Continuing on from our previous article concerning pre-immigration planning, this article will explain the tax rules by which an individual seeking to renounce his or her U.S. citizenship or green card status may be affected.
To relinquish U.S. citizenship or a green card, a formal act of relinquishment is required. Therefore, a green card holder who moves outside the U.S. will continue to be treated as a U.S. resident for tax purposes until he or she formally relinquishes green card status or it is rescinded by the government. A U.S. citizen residing outside the U.S. will have to formally relinquish his or her citizenship in order to be removed from the U.S. tax system. As a general rule, termination of U.S. residency becomes effective on the last day of the calendar year in which the status was relinquished. However, under certain circumstances, termination may be effective midyear.

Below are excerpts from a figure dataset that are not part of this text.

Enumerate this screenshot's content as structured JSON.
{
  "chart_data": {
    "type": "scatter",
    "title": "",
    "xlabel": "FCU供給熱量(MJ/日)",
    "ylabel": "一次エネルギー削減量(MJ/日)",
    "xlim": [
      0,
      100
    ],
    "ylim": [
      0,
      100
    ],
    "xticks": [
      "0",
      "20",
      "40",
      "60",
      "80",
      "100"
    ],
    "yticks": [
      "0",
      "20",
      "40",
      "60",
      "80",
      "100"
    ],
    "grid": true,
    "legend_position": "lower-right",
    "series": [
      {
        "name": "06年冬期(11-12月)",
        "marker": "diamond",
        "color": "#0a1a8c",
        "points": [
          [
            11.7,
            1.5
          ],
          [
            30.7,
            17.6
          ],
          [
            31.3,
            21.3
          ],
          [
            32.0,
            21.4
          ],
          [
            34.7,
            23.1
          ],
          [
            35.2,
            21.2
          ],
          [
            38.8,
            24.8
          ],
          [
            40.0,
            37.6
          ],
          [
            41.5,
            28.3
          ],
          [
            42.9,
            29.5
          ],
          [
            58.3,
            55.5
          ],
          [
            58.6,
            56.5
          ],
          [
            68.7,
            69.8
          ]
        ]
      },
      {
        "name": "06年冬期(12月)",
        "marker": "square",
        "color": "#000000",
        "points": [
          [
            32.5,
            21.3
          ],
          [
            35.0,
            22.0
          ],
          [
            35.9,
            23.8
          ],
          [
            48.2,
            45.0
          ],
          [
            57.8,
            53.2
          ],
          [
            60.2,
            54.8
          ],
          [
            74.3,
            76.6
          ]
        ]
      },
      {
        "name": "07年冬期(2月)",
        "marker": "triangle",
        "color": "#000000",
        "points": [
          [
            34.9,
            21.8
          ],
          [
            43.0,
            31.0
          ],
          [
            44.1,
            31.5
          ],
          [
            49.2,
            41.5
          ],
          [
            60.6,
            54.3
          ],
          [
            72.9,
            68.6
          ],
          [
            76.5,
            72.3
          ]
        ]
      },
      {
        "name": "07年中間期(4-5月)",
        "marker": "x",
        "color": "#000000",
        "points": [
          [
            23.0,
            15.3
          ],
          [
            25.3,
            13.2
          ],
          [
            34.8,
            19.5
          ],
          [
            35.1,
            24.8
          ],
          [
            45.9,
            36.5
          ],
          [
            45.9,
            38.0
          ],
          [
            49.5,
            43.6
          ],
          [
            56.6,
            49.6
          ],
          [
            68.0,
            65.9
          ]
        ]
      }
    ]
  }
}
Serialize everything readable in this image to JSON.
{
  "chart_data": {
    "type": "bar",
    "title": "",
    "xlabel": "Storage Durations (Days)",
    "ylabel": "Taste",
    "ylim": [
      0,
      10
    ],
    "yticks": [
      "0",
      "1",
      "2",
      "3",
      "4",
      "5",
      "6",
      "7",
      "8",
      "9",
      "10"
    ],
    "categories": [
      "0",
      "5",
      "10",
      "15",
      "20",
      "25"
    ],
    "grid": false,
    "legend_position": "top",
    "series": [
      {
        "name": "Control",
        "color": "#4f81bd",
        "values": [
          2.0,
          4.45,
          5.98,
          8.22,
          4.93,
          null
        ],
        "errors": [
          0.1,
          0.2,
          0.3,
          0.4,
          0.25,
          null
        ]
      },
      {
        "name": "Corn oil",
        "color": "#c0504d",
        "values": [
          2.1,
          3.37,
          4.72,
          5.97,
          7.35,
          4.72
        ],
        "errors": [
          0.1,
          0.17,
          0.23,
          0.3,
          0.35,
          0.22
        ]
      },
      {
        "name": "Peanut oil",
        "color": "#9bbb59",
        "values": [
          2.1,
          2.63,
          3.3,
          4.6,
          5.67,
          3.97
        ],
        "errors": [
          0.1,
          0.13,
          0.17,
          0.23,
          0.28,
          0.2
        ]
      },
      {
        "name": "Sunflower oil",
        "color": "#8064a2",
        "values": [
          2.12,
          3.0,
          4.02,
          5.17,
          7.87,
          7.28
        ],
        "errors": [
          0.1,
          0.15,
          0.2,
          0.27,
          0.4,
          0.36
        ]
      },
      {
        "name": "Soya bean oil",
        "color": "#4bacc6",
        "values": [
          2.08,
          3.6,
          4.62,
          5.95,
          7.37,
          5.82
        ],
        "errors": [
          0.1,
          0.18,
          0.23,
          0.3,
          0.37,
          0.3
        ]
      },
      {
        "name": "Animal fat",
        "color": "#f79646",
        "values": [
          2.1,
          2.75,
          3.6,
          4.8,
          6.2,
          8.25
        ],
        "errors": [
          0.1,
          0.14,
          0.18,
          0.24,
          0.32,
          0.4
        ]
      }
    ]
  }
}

Upon expatriation, should an individual be considered a “covered expatriate,” he or she may be subject to an exit tax, and following expatriation, any gifts and bequests made by such an individual may be subject to a succession tax in the case of U.S.-resident recipients.
For planning purposes, U.S. citizens wishing to relinquish their citizenship should determine if they are covered expatriates prior to undertaking any such action. Green card holders wishing to relinquish green card status must first determine if they are treated as long-term residents. If so treated, green card holders should determine if they are covered expatriates under the same tests applicable to U.S. citizens.